At 7 a.m., I left my home in the Medical Center area on the south side of Houston and headed for my I-L's house, near the intersection of SH 290 and FM 1960 on the northwest side of town. I had been urged by my wife earlier in the week to take them with me to Dallas, but he stubbornly refused to go. Now I was joining them, in what still seemed to me to be a foolish place to take refuge from Rita.
The freeway was wide open. I made the trip in the usual forty minutes, accompanied by about half a dozen other motorists. The freeway bottlenecks, big news the previous day, had apparently managed to plod their way out of Harris County, with monstrous traffic jams now in exurbs like Sealy, Brenham, Conroe, Lufkin, and Baytown.
I had awakened at 3:30 a.m. and immediately turned on Local2News, which IMHO had become the best source for current and accurate information. I had thought that if the exodus had softened up I might attempt another escape to D-FW in my other still-gassed up car; Mrs. Diddie was flying in that evening from her business trip and we had a hotel room and she would be worried and lonely by herself. No dice; Local2 was talking to a doctor stuck in stop-and-go in Huntsville. He'd been on the road 18 hours coming from Friendswood.
A digression about the local media coverage here:
I usually never watch the channel mentioned above; it's the NBC affiliate and is renowned for its tabloid journalism. The anchors are all surgically enhanced and the weathermen are all flaming (not that there's anything wrong with that). And the worst pair of talking heads is their Chocolate-and-Vanilla early morning team (I'll be kind and not name them, but you H-Towners probably know who I'm talking about). I'm certain it's actually the set of a porn flick, with Seventies music cued up and the two of them ready to undress each other at any moment. But the station's field reporters were everywhere, from The Woodlands to Port Arthur to Lake Charles, seemingly outnumbering the competition of the other three affiliates combined. And they didn't seem to focus so much on the inane, such as Rick Perry's say-nothing press conferences or pictures of Air Force One taxiing down the runway after landing in San Antonio or Austin or wherever it was Our Leader was, safely doing nothing as usual. FWIW my usual pick for local news, Channel 11, had the funniest moments: video of the arrested surfer -- handcuffed by Galveston authorities wading in the surf after him -- following his plunge off the pier at the Flagship Hotel at 4:30 in the morning.

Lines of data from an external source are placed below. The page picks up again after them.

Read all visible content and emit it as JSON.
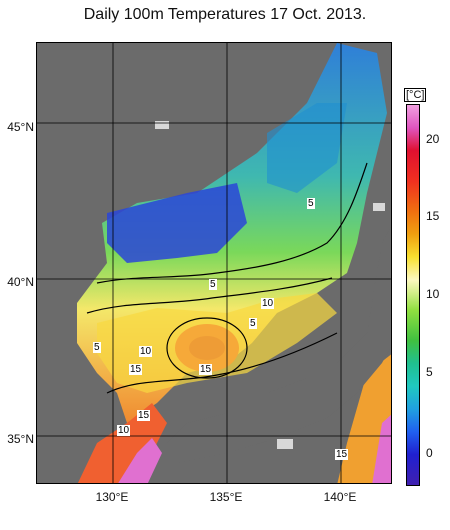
{
  "title": "Daily 100m Temperatures 17 Oct. 2013.",
  "map": {
    "lat_labels": [
      "45°N",
      "40°N",
      "35°N"
    ],
    "lon_labels": [
      "130°E",
      "135°E",
      "140°E"
    ],
    "land_color": "#6b6b6b",
    "no_data_color": "#d8d8d8"
  },
  "colorbar": {
    "unit": "[°C]",
    "ticks": [
      "20",
      "15",
      "10",
      "5",
      "0"
    ],
    "min": -2,
    "max": 22
  },
  "contour_labels": [
    "5",
    "5",
    "10",
    "5",
    "5",
    "10",
    "15",
    "15",
    "15",
    "10",
    "15"
  ]
}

And an on-location with the twenty or so hurricane partiers at some gin mill on the Seawall Friday evening about 5:30 p.m.

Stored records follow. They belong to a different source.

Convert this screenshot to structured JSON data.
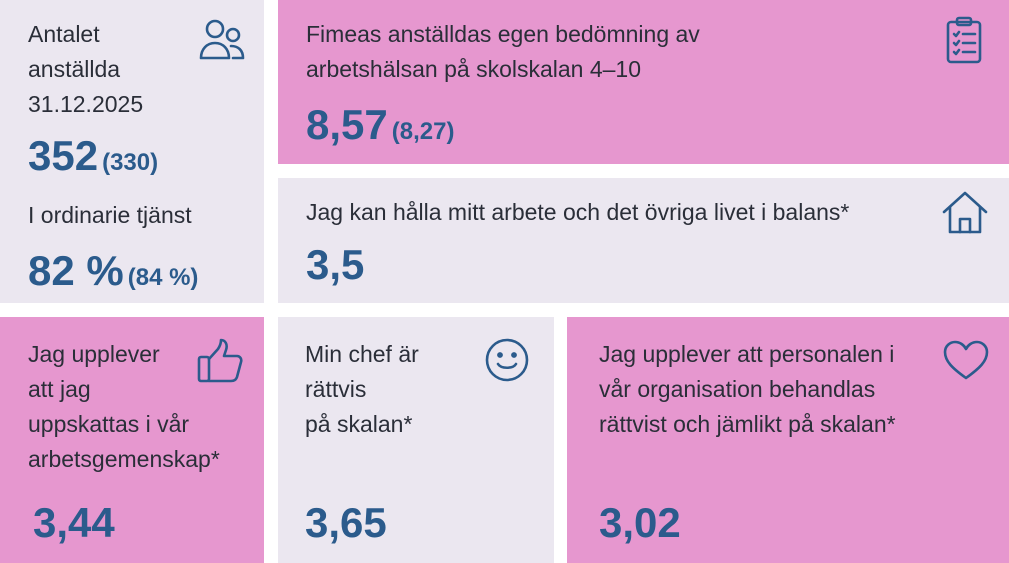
{
  "colors": {
    "lavender": "#ebe7f0",
    "pink": "#e697cf",
    "value_blue": "#2b5b8c",
    "text": "#2a2e38"
  },
  "employees": {
    "label": "Antalet\nanställda\n31.12.2025",
    "value": "352",
    "prev": "(330)",
    "icon": "people-icon",
    "permanent_label": "I ordinarie tjänst",
    "permanent_value": "82 %",
    "permanent_prev": "(84 %)"
  },
  "wellbeing": {
    "label": "Fimeas anställdas egen bedömning av\narbetshälsan på skolskalan 4–10",
    "value": "8,57",
    "prev": "(8,27)",
    "icon": "clipboard-icon"
  },
  "balance": {
    "label": "Jag kan hålla mitt arbete och det övriga livet i balans*",
    "value": "3,5",
    "icon": "home-icon"
  },
  "appreciated": {
    "label": "Jag upplever\natt jag\nuppskattas i vår\narbetsgemenskap*",
    "value": "3,44",
    "icon": "thumbs-up-icon"
  },
  "fair_manager": {
    "label": "Min chef är\nrättvis\npå skalan*",
    "value": "3,65",
    "icon": "smiley-icon"
  },
  "equality": {
    "label": "Jag upplever att personalen i\nvår organisation behandlas\nrättvist och jämlikt på skalan*",
    "value": "3,02",
    "icon": "heart-icon"
  }
}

Mostly at this point -- Friday midday -- I was concerned about family and friends in harm's way: my mother had evacuated at the same time as me, heading from Beaumont for northeast Texas and ultimately northern Louisiana. I had received no word on my father and stepmother, who had been planning on taking the RV to Lake Sam Rayburn -- just north of Jasper, Texas -- as they had done for Hurricane Lili last year. Neither of them were answering their cell phones. I had spoken earlier that morning with my neighbor, who had made it to Conroe in 17 hours and was on the side of the road with thousands of others but with still a half-tank of gas, and my friends living in League City who had traveled to Kirbyville (in Jasper County) and Lake Livingston respectively. None were contemplating returning, even as Rita's track was bending to the east.

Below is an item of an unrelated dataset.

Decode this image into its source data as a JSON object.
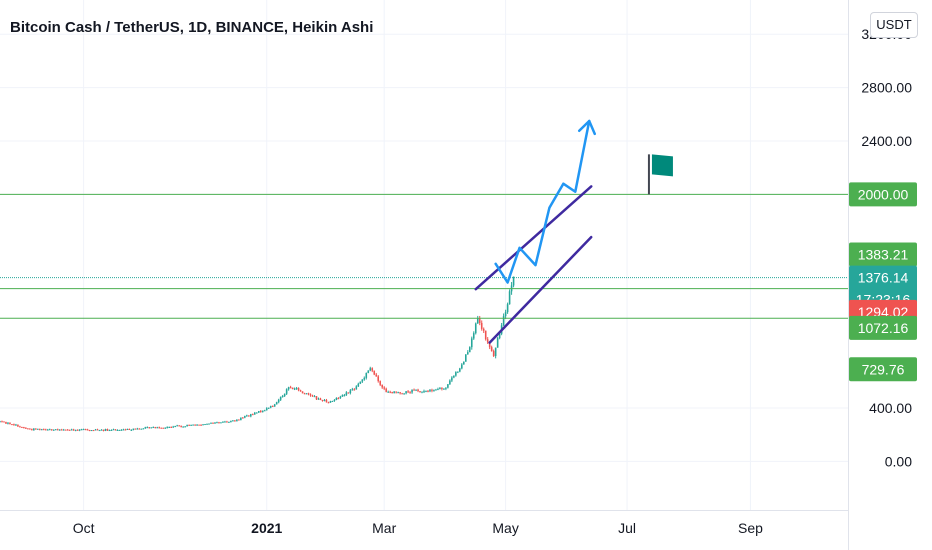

Finally around noon my brother called and said that Dad had indeed headed for Henhouse Ridge, the previously-mentioned RV park near Jasper, which was developing into Rita's inland bulls-eye. When I had last spoken to Pop on Tuesday, he bragged that the tall pines in that area would shield them from the storm.
Yes, I thought that was monumentally stupid, and I urged him to reconsider, as did my brothers, sister, stepbrother and stepsisters. All of our pleadings had failed to dissuade them.
So I spent most of the afternoon worrying about my peeps and worrying about the weather. The aftermath of the bus fire which claimed the lives of the Bellaire nursing home patients on I-45 near Wilmer was the horrifying news of the morning, and I was glad again that I hadn't tried to get to Dallas. And I went to bed early, as Rita was expected to land early Saturday morning and I had no intention of being asleep when she did.